The subsidy era for AI is over. Baseten CEO Tuhin Srivastava reports clusters running at mid-90s utilization, with zero slack compute. Getting a significant allotment of the latest GPUs now requires three-to-five-year contracts and 30% cash upfront, turning AI startups into capital-intensive operations overnight.
This structural scarcity is not just a chip shortage. On The Intelligence from The Economist, Shailesh Chitnis noted lead times for electrical transformers and switches now stretch to five years. Even with giants like Amazon and Microsoft spending hundreds of billions, money can't instantly create land, water, or overcome local opposition to new data centers.
Steve Hou argues on Forward Guidance that this physical friction is the primary economic impact so far. The massive capital investment is cushioning the US economy, but it’s also competing for energy, hardware, and specialized trades like electricians and plumbers.

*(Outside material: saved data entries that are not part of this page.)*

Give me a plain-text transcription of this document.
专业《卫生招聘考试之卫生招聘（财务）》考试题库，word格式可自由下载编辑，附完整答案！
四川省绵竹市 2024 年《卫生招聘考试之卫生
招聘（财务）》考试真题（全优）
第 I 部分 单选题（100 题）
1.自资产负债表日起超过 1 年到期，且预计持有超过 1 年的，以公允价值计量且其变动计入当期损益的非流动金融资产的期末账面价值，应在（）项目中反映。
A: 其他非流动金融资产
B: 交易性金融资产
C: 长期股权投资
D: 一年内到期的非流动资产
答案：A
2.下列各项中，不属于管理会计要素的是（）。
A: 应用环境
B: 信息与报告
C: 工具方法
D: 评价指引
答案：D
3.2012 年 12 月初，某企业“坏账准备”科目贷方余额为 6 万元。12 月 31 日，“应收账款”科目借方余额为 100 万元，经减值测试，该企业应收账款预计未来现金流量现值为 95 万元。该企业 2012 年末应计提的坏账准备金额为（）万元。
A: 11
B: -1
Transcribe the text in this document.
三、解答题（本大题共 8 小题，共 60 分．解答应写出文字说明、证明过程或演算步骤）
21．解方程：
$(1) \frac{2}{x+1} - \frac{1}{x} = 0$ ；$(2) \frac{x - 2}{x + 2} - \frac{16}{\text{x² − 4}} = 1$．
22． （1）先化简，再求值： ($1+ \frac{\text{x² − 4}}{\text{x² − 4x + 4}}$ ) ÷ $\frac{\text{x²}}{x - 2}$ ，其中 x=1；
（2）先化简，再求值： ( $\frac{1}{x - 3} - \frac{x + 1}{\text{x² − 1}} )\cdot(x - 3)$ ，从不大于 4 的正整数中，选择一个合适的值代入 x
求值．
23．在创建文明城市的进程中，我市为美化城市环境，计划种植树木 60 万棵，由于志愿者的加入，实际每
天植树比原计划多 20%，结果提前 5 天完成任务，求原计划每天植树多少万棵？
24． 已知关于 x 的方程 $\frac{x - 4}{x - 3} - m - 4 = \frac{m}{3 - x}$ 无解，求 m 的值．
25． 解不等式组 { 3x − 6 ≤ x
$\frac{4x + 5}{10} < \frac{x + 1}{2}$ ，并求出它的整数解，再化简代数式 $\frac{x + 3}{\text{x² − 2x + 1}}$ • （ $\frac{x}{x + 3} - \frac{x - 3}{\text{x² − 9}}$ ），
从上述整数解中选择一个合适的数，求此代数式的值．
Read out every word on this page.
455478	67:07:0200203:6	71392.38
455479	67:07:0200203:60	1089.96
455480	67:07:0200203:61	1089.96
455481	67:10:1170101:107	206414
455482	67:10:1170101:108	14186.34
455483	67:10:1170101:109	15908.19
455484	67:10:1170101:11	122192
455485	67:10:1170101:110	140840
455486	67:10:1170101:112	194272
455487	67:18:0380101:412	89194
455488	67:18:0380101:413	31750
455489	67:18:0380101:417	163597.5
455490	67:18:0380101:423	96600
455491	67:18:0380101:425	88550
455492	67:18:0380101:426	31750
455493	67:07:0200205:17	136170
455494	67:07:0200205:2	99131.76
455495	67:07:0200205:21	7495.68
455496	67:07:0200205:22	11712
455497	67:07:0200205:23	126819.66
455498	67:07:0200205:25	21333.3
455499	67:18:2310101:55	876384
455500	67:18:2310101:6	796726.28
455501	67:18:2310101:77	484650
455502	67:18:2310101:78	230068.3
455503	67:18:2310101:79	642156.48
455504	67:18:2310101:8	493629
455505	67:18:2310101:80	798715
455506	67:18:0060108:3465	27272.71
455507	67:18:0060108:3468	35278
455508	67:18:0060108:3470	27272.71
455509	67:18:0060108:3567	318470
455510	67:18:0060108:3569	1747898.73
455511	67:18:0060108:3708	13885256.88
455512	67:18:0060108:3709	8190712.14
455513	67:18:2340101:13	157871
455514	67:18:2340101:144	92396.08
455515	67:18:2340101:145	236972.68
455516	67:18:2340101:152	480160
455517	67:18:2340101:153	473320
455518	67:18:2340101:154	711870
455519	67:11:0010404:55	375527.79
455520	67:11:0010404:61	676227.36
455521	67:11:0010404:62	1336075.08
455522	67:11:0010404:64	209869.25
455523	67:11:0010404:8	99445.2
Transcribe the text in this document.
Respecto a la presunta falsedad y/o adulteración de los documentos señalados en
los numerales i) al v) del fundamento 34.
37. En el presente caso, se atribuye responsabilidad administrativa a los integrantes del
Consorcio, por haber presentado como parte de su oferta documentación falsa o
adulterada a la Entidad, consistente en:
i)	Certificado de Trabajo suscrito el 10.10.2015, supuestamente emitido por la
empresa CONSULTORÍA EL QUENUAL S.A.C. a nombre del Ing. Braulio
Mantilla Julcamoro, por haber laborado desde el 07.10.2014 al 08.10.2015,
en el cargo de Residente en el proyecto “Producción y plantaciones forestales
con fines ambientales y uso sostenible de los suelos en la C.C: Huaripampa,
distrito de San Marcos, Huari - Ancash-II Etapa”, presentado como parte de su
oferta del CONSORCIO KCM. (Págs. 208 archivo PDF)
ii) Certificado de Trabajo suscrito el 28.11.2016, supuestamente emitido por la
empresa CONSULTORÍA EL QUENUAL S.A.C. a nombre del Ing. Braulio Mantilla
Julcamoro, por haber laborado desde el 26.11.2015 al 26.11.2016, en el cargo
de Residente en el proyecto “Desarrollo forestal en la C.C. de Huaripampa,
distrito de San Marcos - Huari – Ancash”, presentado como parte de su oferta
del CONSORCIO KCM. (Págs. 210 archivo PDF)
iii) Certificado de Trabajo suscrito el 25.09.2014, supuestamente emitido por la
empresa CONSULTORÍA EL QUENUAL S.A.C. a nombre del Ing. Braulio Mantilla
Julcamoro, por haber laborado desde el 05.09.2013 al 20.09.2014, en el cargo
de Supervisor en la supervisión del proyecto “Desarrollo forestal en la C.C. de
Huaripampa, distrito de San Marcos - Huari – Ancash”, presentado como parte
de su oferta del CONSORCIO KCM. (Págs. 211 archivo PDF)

Hou warns the Federal Reserve against cutting rates based on hoped-for AI-driven disinflation, saying the direct inflationary pressure from the buildout is more immediate.
"The immediate impact is inflationary. Huge capital investments in data centers compete for energy, hardware, and specialized labor."
- Steve Hou, Forward Guidance
As compute tightens, the market is moving beyond raw models. Srivastava reveals that over 95% of tokens served on Baseten are from custom models where customers post-train on their own reward signals. This creates massive stickiness; while GPUs are a commodity, the software layer managing these bespoke workloads is not.
Nathaniel Whittemore notes on The AI Daily Brief that this scarcity has killed the “all-you-can-eat” pricing model, pushing the industry toward usage-based billing. The White House’s move to consider restricting Anthropic’s model rollout based on national security and compute capacity, he argues, marks the beginning of an improvised licensing regime for critical AI infrastructure.
"Getting a significant allotment of B200 chips now requires three-to-five-year commitments and 30% upfront cash."
- Tuhin Srivastava, No Priors
The race is now for ownership of unique workflow data. Srivastava argues application startups like Abridge or Cursor survive the threat from frontier labs by sitting inside specific user workflows, capturing proprietary signals - like a doctor’s edits in an EHR - that become training fuel for specialized, superior models. As inference costs drop, developers don't save money; they build more complex agents, ensuring demand remains effectively infinite.